A parse tree showing the values of attributes at each node is called an annotated parse tree: computing the attribute values is called annotating or decorating the tree.

Form of a Syntax-Directed Definition: Semantic rules are associated with the productions of the grammar to show the relationships between the attributes of each parent node and its children nodes. For example, assume there is a production in a grammar, X --> Y Z , that constructs a parse tree with nodes Y and Z as children of node X and further assume there is an attribute, a, attached to each of the nodes as shown below:

       ___
      |   |
      | X |X.a
      |___|
     /    \
 ___/      \___
|   |      |   |
| Y |Y.a   | Z |Z.a
|___|      |___|

If there is a semantic rule, X.a := f(Y.a, Z.a), associated with production X --> Y Z then attribute X.a of the parent node is a synthesized attribute which can be evaluated by applying function f to attributes Y.a and Z.a of its children. On the other hand, if there is a semantic rule, Z.a := f(X.a, Y.a), associated with production X --> Y Z then attribute Z.a of the right child is an inherited attribute which can be evaluated by applying function f to attributes X.a and Y.a of its parent and sibling.

As an example, figure 5.2 is a syntax-directed definition of a simple desk calculator. In this example, the val attribute of every node is a synthesized attribute. Note the use of subscripts in a production like E --> E +T where the same grammar symbol appears more than once: the E child node is given a subscript of 1 to distinguish it from the E parent node (in the production and in the associated semantic rule.)

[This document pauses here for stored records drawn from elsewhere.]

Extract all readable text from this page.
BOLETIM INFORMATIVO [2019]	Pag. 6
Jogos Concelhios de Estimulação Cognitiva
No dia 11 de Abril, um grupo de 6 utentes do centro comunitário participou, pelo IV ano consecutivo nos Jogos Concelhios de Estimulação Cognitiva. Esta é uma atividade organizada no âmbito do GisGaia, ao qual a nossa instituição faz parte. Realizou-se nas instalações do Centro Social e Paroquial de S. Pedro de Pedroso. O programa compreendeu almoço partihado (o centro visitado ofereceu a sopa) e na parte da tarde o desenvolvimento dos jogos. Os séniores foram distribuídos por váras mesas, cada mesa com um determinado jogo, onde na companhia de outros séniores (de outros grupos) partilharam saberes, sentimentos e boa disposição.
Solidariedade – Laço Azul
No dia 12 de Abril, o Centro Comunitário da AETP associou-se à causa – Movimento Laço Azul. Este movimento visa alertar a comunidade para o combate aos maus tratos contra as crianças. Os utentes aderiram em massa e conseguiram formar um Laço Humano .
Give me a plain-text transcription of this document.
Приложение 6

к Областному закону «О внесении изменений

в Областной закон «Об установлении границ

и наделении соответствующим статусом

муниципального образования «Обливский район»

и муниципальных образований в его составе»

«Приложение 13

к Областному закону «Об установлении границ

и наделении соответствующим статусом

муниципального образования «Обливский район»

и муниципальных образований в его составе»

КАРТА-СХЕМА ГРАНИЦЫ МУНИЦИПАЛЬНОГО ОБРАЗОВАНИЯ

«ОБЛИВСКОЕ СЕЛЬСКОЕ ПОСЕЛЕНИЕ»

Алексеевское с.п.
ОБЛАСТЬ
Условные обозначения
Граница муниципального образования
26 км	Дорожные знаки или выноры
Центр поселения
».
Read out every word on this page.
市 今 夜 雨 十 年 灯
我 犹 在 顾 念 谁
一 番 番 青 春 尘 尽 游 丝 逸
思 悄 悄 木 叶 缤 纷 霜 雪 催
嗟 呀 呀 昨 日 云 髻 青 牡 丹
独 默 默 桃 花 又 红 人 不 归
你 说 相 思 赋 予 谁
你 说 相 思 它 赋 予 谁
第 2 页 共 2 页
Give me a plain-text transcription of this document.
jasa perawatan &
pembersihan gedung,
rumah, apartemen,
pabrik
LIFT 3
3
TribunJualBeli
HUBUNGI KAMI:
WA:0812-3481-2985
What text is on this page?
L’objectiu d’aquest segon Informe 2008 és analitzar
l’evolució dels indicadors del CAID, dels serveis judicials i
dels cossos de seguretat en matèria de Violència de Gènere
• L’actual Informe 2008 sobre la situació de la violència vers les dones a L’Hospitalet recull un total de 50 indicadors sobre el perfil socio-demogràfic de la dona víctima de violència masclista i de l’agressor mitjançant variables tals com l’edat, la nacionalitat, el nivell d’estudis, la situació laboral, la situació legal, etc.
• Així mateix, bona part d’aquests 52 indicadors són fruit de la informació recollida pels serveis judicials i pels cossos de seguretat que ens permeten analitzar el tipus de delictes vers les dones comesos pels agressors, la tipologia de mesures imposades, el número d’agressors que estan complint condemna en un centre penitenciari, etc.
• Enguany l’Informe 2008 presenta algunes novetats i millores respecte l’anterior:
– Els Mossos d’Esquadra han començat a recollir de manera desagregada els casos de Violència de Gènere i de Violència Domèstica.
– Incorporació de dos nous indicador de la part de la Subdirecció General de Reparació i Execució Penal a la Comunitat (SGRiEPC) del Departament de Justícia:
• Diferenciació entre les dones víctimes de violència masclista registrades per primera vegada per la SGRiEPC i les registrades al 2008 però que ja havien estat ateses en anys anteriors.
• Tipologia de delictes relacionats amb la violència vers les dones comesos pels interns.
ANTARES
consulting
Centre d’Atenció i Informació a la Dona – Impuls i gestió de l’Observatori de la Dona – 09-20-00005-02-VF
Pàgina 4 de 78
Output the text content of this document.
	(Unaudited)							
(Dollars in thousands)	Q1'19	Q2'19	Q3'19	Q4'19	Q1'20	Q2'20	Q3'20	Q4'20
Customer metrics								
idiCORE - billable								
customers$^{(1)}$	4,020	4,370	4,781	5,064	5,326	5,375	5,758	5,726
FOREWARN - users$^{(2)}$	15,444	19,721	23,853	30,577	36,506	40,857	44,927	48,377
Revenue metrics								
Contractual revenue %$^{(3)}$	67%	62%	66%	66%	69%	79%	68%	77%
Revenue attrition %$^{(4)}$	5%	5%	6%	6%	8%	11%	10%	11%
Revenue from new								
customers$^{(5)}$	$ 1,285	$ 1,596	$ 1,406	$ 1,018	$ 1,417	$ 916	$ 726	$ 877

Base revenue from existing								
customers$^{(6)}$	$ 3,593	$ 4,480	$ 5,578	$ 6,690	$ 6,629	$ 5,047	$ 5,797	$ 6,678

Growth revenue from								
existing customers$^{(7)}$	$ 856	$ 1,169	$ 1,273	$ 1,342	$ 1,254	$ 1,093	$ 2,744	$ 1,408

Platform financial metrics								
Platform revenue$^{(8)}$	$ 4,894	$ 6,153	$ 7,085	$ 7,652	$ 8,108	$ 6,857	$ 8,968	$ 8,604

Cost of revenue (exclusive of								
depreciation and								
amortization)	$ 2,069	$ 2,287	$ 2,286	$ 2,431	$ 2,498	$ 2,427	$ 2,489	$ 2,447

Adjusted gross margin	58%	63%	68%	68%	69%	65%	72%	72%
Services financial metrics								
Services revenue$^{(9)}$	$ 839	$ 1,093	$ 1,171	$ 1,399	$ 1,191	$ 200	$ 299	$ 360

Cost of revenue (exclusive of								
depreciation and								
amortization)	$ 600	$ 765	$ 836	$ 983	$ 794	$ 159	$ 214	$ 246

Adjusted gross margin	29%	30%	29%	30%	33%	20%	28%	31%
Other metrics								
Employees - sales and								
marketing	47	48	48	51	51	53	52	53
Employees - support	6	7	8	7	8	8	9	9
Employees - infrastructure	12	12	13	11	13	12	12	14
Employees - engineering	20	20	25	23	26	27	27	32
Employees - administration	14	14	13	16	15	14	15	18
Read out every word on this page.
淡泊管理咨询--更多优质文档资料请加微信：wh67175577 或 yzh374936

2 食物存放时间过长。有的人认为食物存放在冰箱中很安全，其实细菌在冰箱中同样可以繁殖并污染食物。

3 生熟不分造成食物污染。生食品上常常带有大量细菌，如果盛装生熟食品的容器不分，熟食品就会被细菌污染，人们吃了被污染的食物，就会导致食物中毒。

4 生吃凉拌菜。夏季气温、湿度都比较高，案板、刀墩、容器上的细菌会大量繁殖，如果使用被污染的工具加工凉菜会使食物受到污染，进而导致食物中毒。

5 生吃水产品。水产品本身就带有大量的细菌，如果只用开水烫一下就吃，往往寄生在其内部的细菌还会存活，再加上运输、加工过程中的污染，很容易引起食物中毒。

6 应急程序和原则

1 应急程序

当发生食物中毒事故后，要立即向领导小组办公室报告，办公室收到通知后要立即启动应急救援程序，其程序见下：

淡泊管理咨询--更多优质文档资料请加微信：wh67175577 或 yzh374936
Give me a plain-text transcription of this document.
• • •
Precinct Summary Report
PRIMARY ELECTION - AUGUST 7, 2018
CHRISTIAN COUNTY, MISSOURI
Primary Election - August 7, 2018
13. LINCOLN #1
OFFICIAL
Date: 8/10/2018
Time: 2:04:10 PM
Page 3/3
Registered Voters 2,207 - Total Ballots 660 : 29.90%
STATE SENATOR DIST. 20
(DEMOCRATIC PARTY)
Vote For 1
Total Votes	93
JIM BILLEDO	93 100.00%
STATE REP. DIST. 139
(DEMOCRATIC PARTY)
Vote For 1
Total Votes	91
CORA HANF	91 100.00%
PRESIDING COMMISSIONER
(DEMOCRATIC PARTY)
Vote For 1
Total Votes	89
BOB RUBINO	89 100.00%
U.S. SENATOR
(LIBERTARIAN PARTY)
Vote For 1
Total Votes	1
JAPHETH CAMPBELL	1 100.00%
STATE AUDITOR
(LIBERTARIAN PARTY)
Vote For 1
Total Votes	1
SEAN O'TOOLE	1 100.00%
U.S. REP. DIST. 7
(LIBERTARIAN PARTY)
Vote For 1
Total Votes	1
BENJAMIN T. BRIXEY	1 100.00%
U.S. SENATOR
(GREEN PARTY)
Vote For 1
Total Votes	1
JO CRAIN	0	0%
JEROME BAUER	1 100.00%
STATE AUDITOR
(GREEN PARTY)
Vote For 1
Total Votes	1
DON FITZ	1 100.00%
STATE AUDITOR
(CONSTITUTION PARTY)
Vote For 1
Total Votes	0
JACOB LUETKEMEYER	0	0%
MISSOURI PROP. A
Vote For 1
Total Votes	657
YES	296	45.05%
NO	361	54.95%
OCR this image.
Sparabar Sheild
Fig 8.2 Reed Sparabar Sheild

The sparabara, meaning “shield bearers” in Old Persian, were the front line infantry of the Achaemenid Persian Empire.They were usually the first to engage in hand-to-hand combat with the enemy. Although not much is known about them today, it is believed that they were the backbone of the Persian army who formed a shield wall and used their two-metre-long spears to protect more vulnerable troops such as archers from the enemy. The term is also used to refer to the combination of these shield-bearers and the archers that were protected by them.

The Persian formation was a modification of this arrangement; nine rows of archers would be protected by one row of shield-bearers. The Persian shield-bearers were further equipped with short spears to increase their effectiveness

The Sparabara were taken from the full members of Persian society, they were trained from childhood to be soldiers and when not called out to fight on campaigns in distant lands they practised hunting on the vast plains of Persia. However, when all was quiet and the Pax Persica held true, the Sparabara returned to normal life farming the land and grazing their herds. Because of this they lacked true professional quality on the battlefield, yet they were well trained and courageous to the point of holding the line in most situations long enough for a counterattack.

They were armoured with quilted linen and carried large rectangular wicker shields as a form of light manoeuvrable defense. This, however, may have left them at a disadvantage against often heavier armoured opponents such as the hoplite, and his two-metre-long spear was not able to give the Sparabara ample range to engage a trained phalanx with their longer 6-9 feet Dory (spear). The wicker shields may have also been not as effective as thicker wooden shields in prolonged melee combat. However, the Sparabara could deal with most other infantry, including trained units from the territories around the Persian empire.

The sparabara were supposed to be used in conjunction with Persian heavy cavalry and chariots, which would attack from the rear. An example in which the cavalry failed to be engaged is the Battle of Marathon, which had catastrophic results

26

S-attributed definitions: A syntax-directed definition is an S-attributed definition if all attributes are synthesized. Figure 5.2 is an example of an S-attributed definition. A parse tree for an S-attributed definition can always be annotated by evaluating the semantic rules for the attributes at each node bottom-up, from the leaves to the root.

Inherited Attributes: Inherited attributes are useful for passing type information in declarations. Figure 5.4 shows a syntax-directed definition for a declaration in C. It uses a synthesized attribute, T.type , to collect the type of the declaration and an inherited attribute, L.in , to pass the type down through the list of id nodes in the declaration so their symbol table entries can be updated.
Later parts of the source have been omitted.